A monograph published by the Palais de Tokyo accompanies this exhibition. This French / English bilingual book includes a rich iconography, in particular with views of the exhibition at the Palais de Tokyo, two unpublished essays by the art historian Merel Van Tilburg and the theatre historians Léonor Delaunay and Manuel Charpy, as well as a conversation between the artist, Laure Fernandez, a researcher into the performing arts, and Yoann Gourmel, the curator of the exhibition.

The artist
Ulla von Brandenburg is a German artist born in 1974 in Karlsruhe and based in Paris since 2005. After training as a scenographer in Karlsruhe and a brief period spent in the world of the theatre, she studied at the Hochschule für Bildende Künste in Hamburg.
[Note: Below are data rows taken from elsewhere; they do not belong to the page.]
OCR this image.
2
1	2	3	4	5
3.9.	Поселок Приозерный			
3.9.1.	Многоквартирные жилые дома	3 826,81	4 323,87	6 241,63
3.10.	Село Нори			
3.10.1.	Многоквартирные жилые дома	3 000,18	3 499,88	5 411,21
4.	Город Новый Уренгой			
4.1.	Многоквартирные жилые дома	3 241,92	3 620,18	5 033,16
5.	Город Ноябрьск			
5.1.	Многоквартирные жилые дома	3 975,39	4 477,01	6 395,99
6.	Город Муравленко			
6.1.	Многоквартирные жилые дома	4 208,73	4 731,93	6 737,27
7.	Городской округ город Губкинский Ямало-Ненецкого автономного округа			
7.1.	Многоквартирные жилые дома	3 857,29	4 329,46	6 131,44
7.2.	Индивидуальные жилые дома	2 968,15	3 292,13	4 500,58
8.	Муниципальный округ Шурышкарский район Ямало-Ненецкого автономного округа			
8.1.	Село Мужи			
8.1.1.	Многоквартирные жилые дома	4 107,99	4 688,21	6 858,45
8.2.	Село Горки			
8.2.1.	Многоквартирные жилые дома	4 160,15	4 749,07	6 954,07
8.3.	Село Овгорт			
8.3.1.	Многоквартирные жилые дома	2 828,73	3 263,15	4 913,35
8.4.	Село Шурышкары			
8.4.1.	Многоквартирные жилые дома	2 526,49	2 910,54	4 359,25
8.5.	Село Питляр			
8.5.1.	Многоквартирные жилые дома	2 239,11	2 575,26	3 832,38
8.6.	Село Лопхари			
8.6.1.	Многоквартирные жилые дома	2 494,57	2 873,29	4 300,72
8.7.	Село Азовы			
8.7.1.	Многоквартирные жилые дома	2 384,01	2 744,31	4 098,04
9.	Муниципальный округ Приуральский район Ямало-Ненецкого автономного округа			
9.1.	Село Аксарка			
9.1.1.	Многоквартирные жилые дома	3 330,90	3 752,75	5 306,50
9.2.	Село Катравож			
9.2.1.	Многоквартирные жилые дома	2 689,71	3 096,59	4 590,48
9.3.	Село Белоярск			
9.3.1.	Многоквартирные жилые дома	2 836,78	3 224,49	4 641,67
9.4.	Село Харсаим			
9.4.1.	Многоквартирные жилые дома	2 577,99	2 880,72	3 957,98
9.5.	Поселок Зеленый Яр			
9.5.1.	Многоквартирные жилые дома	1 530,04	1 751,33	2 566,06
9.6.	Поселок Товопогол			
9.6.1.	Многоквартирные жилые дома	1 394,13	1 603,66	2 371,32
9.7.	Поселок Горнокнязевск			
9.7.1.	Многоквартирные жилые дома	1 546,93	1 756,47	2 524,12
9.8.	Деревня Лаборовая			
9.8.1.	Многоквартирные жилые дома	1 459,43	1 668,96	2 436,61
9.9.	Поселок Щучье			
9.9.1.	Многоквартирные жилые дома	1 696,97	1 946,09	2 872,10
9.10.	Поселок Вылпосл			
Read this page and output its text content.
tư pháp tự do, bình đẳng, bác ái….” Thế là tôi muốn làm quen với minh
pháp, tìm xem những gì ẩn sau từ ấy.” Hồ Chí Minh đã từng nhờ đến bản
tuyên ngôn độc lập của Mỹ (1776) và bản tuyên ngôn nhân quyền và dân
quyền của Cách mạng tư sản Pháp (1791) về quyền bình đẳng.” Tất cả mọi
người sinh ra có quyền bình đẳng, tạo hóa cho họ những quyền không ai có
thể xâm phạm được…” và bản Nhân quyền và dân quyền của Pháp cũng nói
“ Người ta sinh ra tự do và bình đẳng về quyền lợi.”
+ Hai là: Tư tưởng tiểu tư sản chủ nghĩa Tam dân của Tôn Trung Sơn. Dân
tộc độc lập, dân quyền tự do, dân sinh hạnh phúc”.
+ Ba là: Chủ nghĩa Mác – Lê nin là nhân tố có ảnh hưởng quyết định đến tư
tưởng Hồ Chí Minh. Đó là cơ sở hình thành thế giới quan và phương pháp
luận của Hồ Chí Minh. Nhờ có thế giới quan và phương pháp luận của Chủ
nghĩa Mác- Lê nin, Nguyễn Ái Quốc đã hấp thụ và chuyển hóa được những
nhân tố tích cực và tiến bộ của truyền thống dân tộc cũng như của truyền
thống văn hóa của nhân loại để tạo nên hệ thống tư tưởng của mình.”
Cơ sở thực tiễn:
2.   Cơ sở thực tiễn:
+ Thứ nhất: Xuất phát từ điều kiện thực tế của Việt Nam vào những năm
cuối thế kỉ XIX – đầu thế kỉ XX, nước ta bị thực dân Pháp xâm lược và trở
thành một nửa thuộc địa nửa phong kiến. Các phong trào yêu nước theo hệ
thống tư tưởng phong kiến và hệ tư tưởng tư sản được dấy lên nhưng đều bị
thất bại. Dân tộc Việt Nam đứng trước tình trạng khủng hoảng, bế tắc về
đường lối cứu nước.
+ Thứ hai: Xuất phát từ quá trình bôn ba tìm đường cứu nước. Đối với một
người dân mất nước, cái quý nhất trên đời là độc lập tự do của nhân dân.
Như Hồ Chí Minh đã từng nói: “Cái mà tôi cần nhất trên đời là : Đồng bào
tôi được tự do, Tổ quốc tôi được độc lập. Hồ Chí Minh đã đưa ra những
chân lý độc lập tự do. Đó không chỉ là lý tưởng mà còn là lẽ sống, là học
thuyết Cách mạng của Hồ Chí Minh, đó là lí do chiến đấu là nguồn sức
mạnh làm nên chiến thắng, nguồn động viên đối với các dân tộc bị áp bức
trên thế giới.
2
Her work is characterised by a diversity of means and media (installations, films, watercolours, murals, collages, performances…) that answer to one another and which she stages according to different exhibition spaces. Perfectly mastering the codes of scenography, nourished by literature, the history of the arts and architecture but also psychanalysis, spiritism and magic, she derives as much from esoteric rituals and popular ceremonies, as from the mechanisms and codes of the theatre, to explore the construction of our social structures. Masks, costumes, sets and props coming from different popular traditions thus allow her to transgress symbolically norms and hierarchies by subtly mingling reality and appearances in theatrical presentations.

Her internationally recognised work has appeared in numerous solo shows, recently for example at the MRAC in Sérignan (2019), the Whitechapel Gallery in London (2018), the Musée Jenisch Vevey in Switzerland (2018), the Kunstmuseum in Bonn (2018), the Perez Art Museum in Miami (2016) or the Contemporary Art Museum of Saint Louis (2016). Her works are included in such prestigious collections as the Tate Modern in London, the MAMCO in Geneva, the Centre Pompidou in Paris or the Mudam in Luxembourg. Her work is represented by the Art: Concept gallery in Paris, the Pilar Corrias Gallery in London, the Produzentengalerie in Hamburg and the Meyer Riegger gallery in Karlsruhe and Berlin.